A Mother’s Love Unlocks a Life of Opportunity

May 05, 2021

Bridget hasn’t forgotten how she felt when her son Elijah was born and feels compelled to help other mothers going through the same anguish.   

“Whenever I see a child with clubfoot, whether in the taxi or in my village, I talk to the parents and encourage them to take their child to the clinic. I sometimes show them pictures of my son. If the child is not treated, they will endure many hardships and discrimination. This condition can be treated, it’s not permanent.”

When Bridget gave birth at Nkozi Hospital in eastern Uganda, her mother was with her in the delivery room and was the first one to see baby Elijah. She was excited to meet her grandson, but immediately noticed that something was wrong.

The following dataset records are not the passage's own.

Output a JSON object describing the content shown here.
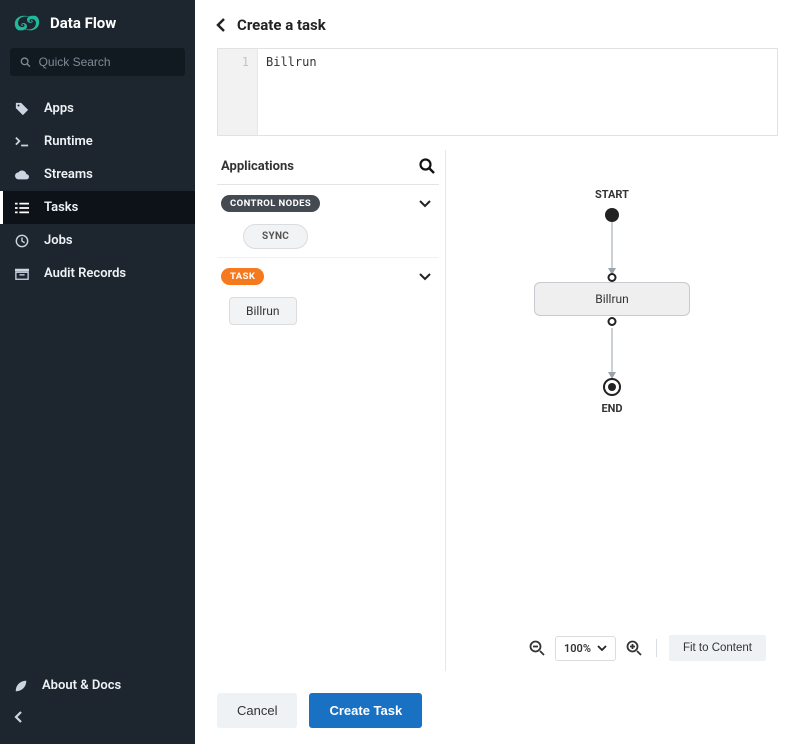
{
  "brand": {
    "title": "Data Flow"
  },
  "search": {
    "placeholder": "Quick Search"
  },
  "sidebar": {
    "items": [
      {
        "label": "Apps"
      },
      {
        "label": "Runtime"
      },
      {
        "label": "Streams"
      },
      {
        "label": "Tasks"
      },
      {
        "label": "Jobs"
      },
      {
        "label": "Audit Records"
      }
    ],
    "about": "About & Docs"
  },
  "header": {
    "title": "Create a task"
  },
  "code": {
    "line_no": "1",
    "content": "Billrun"
  },
  "apps_panel": {
    "title": "Applications",
    "sections": {
      "control": {
        "badge": "CONTROL NODES",
        "items": [
          "SYNC"
        ]
      },
      "task": {
        "badge": "TASK",
        "items": [
          "Billrun"
        ]
      }
    }
  },
  "canvas": {
    "start": "START",
    "end": "END",
    "task_name": "Billrun"
  },
  "zoom": {
    "level": "100%",
    "fit": "Fit to Content"
  },
  "actions": {
    "cancel": "Cancel",
    "create": "Create Task"
  }
}
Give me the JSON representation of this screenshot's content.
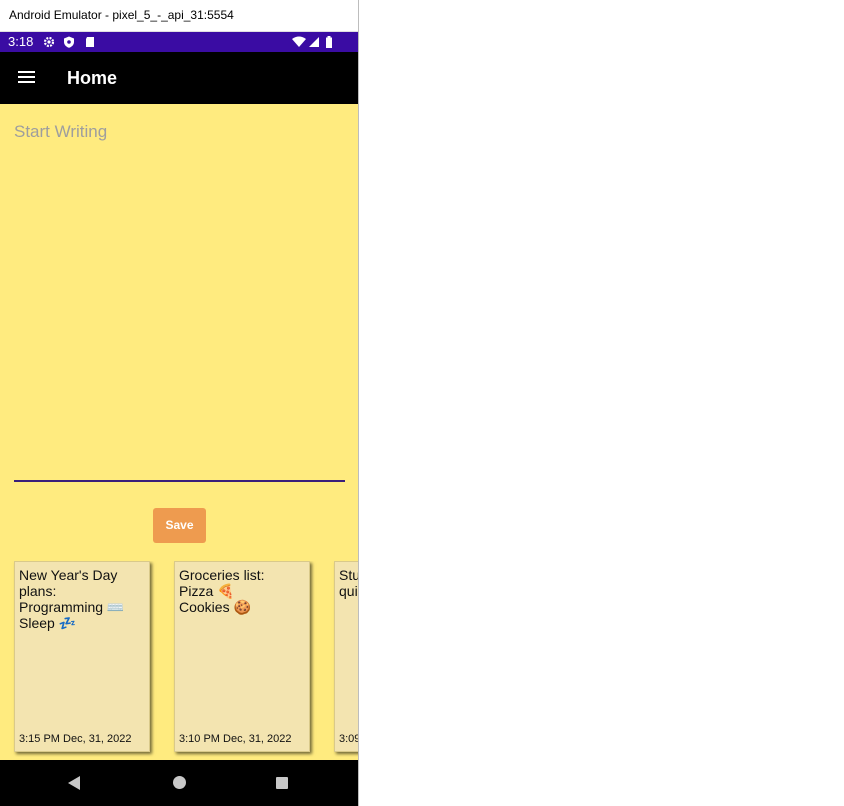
{
  "window": {
    "title": "Android Emulator - pixel_5_-_api_31:5554"
  },
  "status_bar": {
    "time": "3:18",
    "left_icons": [
      "gear-icon",
      "shield-icon",
      "sd-card-icon"
    ],
    "right_icons": [
      "wifi-icon",
      "signal-icon",
      "battery-icon"
    ],
    "background": "#3a0ca3"
  },
  "app_bar": {
    "title": "Home",
    "menu_icon": "hamburger-menu-icon"
  },
  "editor": {
    "placeholder": "Start Writing",
    "value": ""
  },
  "save_button": {
    "label": "Save",
    "color": "#ee9b4f"
  },
  "notes": [
    {
      "text": "New Year's Day plans:\nProgramming ⌨️\nSleep 💤",
      "date": "3:15 PM Dec, 31, 2022"
    },
    {
      "text": "Groceries list:\nPizza 🍕\nCookies 🍪",
      "date": "3:10 PM Dec, 31, 2022"
    },
    {
      "text": "Stu\nqui",
      "date": "3:09"
    }
  ],
  "nav_bar": {
    "icons": [
      "back-icon",
      "home-icon",
      "recents-icon"
    ]
  },
  "colors": {
    "page_background": "#ffeb7f",
    "card_background": "#f3e4b0",
    "app_bar": "#000000"
  }
}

“We cried a lot, we were scared,” said Bridget, recalling the emotional first days of her son’s life when she learned he had clubfoot, a severe birth defect that can be stigmatizing for parents. “So, I hid Elijah. I didn’t want people to see him because the villagers thought it was a curse.”

Misinformation and myth continue to swirl around clubfoot despite concerted efforts of awareness raising and community education. Since the exact cause is unknown, the idea that clubfoot is a curse or an indictment of the mother has taken a strong hold in many areas causing extra hardship for mothers who blame themselves or are blamed by others.   

Where there should have been joy and delight, Bridget was instead filled with fear, guilt, and a sadness that eventually compelled her to investigate treatment options. She soon learned that the condition was called clubfoot and it was in fact, not a life sentence, but could be readily treated and at no cost to the family. Treatment was available at the Mulago Hospital—only a short distance from their home. Their treatment journey began when Elijah was two weeks old.

“Luckily, we were able to start treatment right away. We met Diriisa at our first appointment and returned regularly as he advised.”

Diriisa Kitemagwa, a.k.a. “Mr. Clubfoot,” as his patients affectionately call him, is an orthopedic officer at the Clubfoot Clinic at Mulago Hospital. Diriisa has dedicated his career and much of his life to helping children with this congenital condition that affects about 2,300 newborns every year in Uganda. In addition to treating patients in the clinic, he also regularly visits them at home to check on their progress and offer any needed support.

Finding treatment is part of the battle, but completing it takes determination.

“When we went to Mulago, it was not easy for me,” admits Bridget. “As they were casting Elijah, I was crying, afraid that he was feeling a lot of pain. The doctors consoled me and assured me that he would be fine.”

Bridget formed a strong bond with the doctors and medical staff at the Mulago Hospital and, even when she and her family moved from Kampala to Jinja (about a two-hour drive away) in the middle of Elijah’s treatment, the team worked with her to ensure Elijah completed the multi-year process.

Today, Elijah is a strong, active, and helpful three-year-old. When he’s not riding his bike, playing football, or dancing, he’s helping his grandfather with the family cattle ranch. Although he still wears a brace at night to maintain the correction, he puts it on himself, willingly, as part of his nightly routine.

“We used to wonder about what our son’s future would be like without proper use of his legs. Elijah can now play like other kids and can do everything like other normal kids…and even does certain things better,” his mom says looking towards Elijah with a glowing smile.  

“Elijah is a good boy. He loves fellow children, he is so healthy. We are so proud of him.”

Bridget is also supremely grateful for the medical treatment Elijah received and the support she received from the staff at the Mulago Clubfoot Clinic.


“If it were not for them, my son would not have recovered. They gave him a bright future.”